Ostatni rok nie był szczęśliwy dla Katarzyny Skrzyneckiej. W marcu zakończyło się jej małżeństwo ze Zbigniewem Urbańskim. "Klęska" - takim słowem aktorka określała to wydarzenie. Na domiar złego jej matka poważnie zachorowała.
Teraz Skrzynecka powoli wychodzi na prostą. Wydaje się, że wielkim oparciem dla niej jest Marcin, trener fitness, z którym jest widywana już od roku (przypomnijmy - to nasza czytelniczka pierwsza doniosła o tym związku). Podobno to właśnie romans z Marcinem był powodem rozwodu.
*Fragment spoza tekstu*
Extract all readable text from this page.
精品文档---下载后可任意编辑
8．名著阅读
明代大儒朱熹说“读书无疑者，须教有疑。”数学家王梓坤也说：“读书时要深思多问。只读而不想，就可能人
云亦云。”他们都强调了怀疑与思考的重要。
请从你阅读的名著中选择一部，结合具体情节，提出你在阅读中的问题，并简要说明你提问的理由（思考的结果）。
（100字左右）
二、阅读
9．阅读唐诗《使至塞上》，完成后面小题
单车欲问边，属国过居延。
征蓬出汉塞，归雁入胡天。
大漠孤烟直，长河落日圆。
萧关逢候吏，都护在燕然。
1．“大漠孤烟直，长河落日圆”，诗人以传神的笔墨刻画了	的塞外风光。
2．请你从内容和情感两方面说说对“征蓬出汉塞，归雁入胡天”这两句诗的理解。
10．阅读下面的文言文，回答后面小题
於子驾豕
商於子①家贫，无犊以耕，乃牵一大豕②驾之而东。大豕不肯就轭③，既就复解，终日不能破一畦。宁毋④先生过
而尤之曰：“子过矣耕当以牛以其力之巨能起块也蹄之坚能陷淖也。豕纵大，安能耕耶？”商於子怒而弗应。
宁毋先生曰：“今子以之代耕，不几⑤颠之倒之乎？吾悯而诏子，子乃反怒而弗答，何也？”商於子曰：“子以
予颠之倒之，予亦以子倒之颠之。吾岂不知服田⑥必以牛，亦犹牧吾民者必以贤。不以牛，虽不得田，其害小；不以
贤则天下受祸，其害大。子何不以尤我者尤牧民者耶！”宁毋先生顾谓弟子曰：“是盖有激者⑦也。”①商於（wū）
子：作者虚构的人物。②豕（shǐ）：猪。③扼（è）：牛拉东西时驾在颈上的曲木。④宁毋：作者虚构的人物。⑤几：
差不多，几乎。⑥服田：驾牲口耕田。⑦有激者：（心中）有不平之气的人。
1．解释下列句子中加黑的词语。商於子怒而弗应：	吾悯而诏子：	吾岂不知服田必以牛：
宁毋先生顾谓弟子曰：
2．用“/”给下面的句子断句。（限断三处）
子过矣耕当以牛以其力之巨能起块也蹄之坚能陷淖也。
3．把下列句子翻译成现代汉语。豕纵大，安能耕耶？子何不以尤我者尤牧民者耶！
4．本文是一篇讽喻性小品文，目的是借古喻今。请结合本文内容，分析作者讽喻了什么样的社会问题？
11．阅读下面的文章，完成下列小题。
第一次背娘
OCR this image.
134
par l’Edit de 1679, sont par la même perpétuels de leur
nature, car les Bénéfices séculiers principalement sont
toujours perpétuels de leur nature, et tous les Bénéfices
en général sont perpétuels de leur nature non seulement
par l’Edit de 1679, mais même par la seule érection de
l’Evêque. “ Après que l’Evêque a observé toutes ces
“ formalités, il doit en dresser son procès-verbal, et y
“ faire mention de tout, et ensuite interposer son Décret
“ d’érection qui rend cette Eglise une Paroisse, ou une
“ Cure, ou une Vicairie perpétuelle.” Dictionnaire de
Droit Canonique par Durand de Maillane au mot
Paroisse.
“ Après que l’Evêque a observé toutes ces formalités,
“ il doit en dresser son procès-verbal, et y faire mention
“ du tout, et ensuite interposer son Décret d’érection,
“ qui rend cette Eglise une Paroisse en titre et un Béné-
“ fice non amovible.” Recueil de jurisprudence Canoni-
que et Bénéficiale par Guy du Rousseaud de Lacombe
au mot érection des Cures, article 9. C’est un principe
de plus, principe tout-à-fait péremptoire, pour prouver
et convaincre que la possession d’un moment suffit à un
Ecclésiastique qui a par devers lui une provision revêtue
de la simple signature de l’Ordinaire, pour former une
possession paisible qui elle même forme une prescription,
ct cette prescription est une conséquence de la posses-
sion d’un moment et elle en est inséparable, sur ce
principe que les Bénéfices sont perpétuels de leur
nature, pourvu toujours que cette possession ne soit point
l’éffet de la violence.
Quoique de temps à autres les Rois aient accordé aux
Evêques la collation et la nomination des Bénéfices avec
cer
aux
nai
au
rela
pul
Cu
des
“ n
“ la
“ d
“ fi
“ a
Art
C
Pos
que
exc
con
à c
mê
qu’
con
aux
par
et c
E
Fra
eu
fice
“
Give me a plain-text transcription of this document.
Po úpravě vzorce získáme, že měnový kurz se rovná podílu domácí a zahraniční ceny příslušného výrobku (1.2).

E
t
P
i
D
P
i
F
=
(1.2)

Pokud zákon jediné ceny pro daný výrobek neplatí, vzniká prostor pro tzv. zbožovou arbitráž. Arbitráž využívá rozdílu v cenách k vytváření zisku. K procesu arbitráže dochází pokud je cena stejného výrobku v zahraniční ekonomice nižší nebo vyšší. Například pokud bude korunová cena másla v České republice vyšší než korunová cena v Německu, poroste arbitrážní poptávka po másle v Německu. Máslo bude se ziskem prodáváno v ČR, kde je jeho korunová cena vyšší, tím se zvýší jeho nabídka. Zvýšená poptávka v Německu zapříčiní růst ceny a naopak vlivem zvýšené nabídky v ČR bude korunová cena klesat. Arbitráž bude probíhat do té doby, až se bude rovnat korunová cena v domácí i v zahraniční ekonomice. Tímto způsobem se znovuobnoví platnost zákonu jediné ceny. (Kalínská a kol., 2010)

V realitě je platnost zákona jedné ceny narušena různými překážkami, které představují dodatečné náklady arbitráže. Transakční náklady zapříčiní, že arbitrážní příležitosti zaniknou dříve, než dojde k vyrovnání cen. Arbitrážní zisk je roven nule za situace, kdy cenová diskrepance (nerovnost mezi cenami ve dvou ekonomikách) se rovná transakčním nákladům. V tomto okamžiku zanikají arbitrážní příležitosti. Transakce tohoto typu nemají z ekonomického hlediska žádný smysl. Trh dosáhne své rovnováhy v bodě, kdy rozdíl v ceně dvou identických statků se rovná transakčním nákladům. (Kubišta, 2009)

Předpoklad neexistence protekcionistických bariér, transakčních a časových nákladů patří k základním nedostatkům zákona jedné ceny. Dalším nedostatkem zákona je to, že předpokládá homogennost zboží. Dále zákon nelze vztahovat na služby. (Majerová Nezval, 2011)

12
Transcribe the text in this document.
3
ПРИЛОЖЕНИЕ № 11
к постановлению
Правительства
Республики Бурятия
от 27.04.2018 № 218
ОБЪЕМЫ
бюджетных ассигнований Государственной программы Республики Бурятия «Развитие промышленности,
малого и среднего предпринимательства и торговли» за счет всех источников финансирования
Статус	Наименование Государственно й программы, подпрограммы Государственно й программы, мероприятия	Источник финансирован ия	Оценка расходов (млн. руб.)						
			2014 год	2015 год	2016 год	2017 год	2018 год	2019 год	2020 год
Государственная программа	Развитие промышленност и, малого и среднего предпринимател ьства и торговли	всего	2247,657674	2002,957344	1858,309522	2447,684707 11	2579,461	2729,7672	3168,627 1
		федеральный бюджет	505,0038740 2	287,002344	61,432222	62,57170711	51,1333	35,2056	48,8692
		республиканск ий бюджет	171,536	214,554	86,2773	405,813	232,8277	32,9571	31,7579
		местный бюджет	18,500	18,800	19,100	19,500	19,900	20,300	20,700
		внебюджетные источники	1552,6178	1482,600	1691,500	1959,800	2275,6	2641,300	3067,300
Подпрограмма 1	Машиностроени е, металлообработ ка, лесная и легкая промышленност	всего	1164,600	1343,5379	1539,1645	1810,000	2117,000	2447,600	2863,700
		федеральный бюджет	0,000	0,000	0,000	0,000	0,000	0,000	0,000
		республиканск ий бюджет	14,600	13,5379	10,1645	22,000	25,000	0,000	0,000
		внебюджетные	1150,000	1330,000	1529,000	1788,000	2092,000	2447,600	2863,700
Innym powodem był też ponoć romans z innym Marcinem - Hakielem...
Skrzynecka z wielkim zaangażowaniem stara się ułożyć sobie relacje z dwunastoletnią córką swojego faceta, Paulą. Niedawno cała trójka widziana była w centrum handlowym. Według relacji świadka zachowywali się "jak szczęśliwa rodzina".
W oczach znajomych aktorka nigdy nie uchodziła za osobę łatwą w kontaktach. Znacznie częściej niż skłonność do kompromisu, przejawiał się jej apodyktyczny charakter. A decyzję o posiadaniu dzieci odkładała na nieokreśloną przyszłość. Teraz jest inna. Dzisiaj kompromis we wzajemnych relacjach z partnerem jest jej bliższy niż kiedykolwiek - pisze Życie na gorąco. Co więcej, wygląda na to, że dojrzała także do tego, by założyć rodzinę z prawdziwego zdarzenia.